Wednesday, August 28, 2013

So you can't do Scrum

 If you find yourself in a situation where you’d like to adopt or transform from a waterfall to an agile method but there is a big road block in your way, what should you do?  Perhaps an executive has issued a proclamation against agile, contractual issues prevent it, or key stakeholders just do not want to make that change. The question is presuming that you are attracted to Agile but you just can’t get there, so now what?

When I was recently faced with this same question my initial response was well that’s too bad, just keep doing what you have been.  Hybrid agile things are often not a good idea. They just create confusion and sometimes extra non value producing work.   The risk is people cherry pick practices from different methods and use the “introduction” of agile as an excuse not to exercise discipline in how they operate.  See related post on Shu ha ri http://agileadventure.blogspot.com/2013/04/shu-ha-ri-and-self-organizing-teams.html#links The second risk is that a halfhearted adoption of agile has a great possibility of “poisoning the well” for a latter successful adoption.  There is already some significant factor holding back the adoption of agile; those naysayers will point to the weaknesses in the half adoption as reasons why it is not a good idea to begin with. Then it makes a subsequent decision for this team to adopt an agile method like scrum even more problematic.

So I say if you can’t go Agile then don’t go half way.  But this response is probably not going to be satisfying to the person asking the question “now what?”  They may even think deeper about this and say “you mean to say I can’t iteratively and incrementally approach my agile transformation in an agile fashion?”
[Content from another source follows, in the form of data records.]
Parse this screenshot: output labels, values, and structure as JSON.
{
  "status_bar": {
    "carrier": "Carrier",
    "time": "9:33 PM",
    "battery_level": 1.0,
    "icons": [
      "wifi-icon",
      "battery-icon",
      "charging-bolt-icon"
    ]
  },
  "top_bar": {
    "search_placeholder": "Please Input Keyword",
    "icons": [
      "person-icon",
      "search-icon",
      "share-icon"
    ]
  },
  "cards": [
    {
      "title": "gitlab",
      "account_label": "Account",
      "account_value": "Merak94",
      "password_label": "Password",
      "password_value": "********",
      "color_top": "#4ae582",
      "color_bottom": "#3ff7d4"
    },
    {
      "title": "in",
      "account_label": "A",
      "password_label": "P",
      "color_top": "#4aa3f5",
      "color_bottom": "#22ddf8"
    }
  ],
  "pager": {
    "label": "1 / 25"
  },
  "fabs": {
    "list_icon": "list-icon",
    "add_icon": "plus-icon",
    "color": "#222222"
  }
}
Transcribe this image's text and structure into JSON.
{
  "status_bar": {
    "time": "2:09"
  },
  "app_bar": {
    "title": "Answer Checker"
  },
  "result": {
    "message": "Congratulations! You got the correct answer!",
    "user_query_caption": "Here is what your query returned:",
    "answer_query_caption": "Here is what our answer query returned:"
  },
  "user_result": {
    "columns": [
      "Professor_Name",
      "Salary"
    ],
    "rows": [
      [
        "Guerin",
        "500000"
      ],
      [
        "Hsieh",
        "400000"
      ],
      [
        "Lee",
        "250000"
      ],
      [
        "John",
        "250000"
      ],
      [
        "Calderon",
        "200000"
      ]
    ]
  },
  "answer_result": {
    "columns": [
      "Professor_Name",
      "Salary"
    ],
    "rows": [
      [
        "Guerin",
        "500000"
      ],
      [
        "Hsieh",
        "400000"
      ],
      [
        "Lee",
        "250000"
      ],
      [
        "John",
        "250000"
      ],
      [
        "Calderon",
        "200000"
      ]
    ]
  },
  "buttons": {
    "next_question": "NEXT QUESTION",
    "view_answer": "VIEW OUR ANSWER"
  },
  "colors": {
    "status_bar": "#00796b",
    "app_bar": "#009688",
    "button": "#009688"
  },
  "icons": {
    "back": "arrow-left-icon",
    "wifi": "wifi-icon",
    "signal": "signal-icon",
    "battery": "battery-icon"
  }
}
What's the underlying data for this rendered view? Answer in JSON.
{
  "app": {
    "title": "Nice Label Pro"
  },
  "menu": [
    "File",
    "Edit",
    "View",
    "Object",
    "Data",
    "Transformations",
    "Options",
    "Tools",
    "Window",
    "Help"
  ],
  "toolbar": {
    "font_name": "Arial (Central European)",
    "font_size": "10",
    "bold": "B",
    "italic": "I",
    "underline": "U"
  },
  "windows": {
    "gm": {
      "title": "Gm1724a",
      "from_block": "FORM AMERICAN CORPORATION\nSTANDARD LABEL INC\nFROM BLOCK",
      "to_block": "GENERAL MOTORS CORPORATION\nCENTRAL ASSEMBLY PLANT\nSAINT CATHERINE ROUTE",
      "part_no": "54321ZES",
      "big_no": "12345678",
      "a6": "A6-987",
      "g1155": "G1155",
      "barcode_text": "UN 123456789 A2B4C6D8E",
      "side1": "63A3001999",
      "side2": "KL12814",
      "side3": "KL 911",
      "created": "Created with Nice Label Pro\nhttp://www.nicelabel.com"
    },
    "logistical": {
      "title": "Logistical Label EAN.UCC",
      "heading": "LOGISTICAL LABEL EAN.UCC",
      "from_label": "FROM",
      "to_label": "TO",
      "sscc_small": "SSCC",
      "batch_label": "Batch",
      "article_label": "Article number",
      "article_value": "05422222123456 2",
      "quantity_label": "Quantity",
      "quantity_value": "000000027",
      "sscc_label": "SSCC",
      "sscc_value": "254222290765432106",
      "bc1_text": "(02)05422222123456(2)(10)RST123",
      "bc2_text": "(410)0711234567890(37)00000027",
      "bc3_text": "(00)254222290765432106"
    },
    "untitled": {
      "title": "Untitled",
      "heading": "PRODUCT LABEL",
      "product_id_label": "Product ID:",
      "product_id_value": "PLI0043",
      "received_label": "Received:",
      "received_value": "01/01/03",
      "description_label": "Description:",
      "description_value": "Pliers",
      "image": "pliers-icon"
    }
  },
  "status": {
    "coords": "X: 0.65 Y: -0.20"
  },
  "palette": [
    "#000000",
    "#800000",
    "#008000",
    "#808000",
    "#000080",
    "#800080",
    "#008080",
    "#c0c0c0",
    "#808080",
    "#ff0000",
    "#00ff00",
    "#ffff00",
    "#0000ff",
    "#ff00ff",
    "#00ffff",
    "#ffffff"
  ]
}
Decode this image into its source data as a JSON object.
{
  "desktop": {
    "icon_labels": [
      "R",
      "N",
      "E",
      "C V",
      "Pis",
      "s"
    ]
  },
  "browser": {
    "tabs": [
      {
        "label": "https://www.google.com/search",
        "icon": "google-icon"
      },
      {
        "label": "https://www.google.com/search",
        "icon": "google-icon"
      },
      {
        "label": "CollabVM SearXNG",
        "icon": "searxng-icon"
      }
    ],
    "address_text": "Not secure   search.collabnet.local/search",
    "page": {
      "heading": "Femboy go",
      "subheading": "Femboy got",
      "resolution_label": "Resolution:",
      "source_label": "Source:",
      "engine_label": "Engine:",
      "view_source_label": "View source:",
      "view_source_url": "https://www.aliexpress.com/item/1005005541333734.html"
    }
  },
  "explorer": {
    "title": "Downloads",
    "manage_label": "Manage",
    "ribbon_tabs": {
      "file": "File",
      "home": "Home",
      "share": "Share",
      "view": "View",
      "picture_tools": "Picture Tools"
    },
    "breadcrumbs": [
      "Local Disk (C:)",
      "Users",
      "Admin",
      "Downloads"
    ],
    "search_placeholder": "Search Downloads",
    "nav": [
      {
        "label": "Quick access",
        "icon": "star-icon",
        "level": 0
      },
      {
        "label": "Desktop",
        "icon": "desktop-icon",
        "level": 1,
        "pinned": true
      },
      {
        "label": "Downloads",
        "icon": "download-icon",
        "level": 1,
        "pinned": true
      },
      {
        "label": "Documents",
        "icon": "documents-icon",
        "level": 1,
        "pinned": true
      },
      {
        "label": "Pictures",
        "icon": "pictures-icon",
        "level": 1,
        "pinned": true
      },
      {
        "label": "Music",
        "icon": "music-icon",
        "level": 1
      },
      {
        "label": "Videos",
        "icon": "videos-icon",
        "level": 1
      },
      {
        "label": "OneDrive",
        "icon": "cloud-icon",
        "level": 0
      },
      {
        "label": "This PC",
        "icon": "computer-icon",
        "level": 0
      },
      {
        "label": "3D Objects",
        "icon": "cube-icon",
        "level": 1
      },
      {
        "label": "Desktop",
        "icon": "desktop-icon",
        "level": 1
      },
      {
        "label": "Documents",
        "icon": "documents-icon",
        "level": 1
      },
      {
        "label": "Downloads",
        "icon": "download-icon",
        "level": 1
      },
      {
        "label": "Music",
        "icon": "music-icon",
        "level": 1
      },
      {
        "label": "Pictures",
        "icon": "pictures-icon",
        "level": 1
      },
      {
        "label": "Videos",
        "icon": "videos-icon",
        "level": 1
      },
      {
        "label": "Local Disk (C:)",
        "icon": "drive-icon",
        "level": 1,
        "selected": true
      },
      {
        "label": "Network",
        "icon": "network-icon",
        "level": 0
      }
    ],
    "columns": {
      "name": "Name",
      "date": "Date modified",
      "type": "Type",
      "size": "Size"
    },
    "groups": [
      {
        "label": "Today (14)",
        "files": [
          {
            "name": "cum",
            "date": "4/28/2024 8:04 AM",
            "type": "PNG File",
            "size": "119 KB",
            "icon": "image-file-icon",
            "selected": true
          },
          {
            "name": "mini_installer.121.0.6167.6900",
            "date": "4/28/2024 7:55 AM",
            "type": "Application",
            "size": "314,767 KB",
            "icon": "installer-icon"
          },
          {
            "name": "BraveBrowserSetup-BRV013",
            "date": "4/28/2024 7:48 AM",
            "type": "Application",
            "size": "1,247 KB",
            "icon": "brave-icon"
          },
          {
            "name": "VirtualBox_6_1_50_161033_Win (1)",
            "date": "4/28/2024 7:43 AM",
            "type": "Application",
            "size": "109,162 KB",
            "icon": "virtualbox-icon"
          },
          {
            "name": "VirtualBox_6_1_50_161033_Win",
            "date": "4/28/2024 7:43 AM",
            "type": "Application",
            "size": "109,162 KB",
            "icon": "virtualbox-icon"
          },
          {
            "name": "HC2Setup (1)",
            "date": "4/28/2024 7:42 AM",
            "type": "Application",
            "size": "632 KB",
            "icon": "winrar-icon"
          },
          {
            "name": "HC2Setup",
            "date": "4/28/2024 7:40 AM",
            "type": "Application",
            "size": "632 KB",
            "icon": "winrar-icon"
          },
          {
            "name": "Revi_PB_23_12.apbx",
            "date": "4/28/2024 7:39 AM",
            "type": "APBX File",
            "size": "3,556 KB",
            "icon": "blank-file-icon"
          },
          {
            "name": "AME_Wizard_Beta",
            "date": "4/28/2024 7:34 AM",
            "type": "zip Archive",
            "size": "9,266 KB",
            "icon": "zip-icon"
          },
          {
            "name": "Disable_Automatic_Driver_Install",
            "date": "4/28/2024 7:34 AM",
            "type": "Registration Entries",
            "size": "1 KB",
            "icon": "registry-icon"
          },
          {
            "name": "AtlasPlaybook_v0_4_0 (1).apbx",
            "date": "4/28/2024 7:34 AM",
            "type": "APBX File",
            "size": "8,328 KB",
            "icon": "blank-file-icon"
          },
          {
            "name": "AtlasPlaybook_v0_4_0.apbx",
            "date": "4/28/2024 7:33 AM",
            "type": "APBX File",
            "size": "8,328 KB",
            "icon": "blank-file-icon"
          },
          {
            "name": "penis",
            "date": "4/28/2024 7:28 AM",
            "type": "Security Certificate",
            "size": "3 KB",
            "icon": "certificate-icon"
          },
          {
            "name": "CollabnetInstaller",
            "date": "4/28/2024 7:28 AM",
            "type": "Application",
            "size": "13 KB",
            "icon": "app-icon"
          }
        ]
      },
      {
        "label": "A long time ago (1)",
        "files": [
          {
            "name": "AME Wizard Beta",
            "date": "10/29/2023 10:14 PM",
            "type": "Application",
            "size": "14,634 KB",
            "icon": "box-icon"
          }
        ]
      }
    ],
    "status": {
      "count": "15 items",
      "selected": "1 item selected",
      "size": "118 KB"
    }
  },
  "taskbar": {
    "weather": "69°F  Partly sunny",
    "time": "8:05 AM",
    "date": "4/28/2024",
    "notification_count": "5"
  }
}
So here is my advice.  Don’t claim you are practicing Scrum and don’t try to practice Scrum, the leading agile methodology.  What you can do is embrace agile values and continue with your current method.  The Agile manifesto is as much a declaration of values more than anything else.  The “Twelve principals of Agile Software” is another good source of guidance http://www.agilealliance.org/the-alliance/the-agile-manifesto/the-twelve-principles-of-agile-software/    What you can do look for alignment that people are doing what they said they would do, are they learning, is working code being produced.  For example:

·         If you already have a practice of doing weekly status reports you can pretend that you are operating in one week sprints. Most status reports contain a section on what we did last week and what we intend to do next week.  Follow up with folks.  Did they really do what they said they would do last week, have a discussion over the reasons why not and acknowledge the success when it happens.

·          Ask if they’d like to have a brief discussion before they write up their goals for the next weekly status report.  See if you can identify impediments that they will need help with.

·         Ask “when can I see a demo?” Assert that you’d rather see something early and untested if necessary.

·         Walk around and engage people in face to face conversation.  You’ll be surprised at what you learn.

·         You can hold a retrospective without saying “retrospective” ask “what did we learn from doing that?” Create space for the ensuing discussion.

·         For every document produced by your current non agile development process (especially those in excess of 10 pages) ask the author(s) “who is the audience for that document?” I’ve been amazed at the number of people who create documents because the process says they need to but they are unaware of who is supposed to consume that document.

·         When discussing features ask “how many times does that happen?” or “What would happen if the system didn't support that?”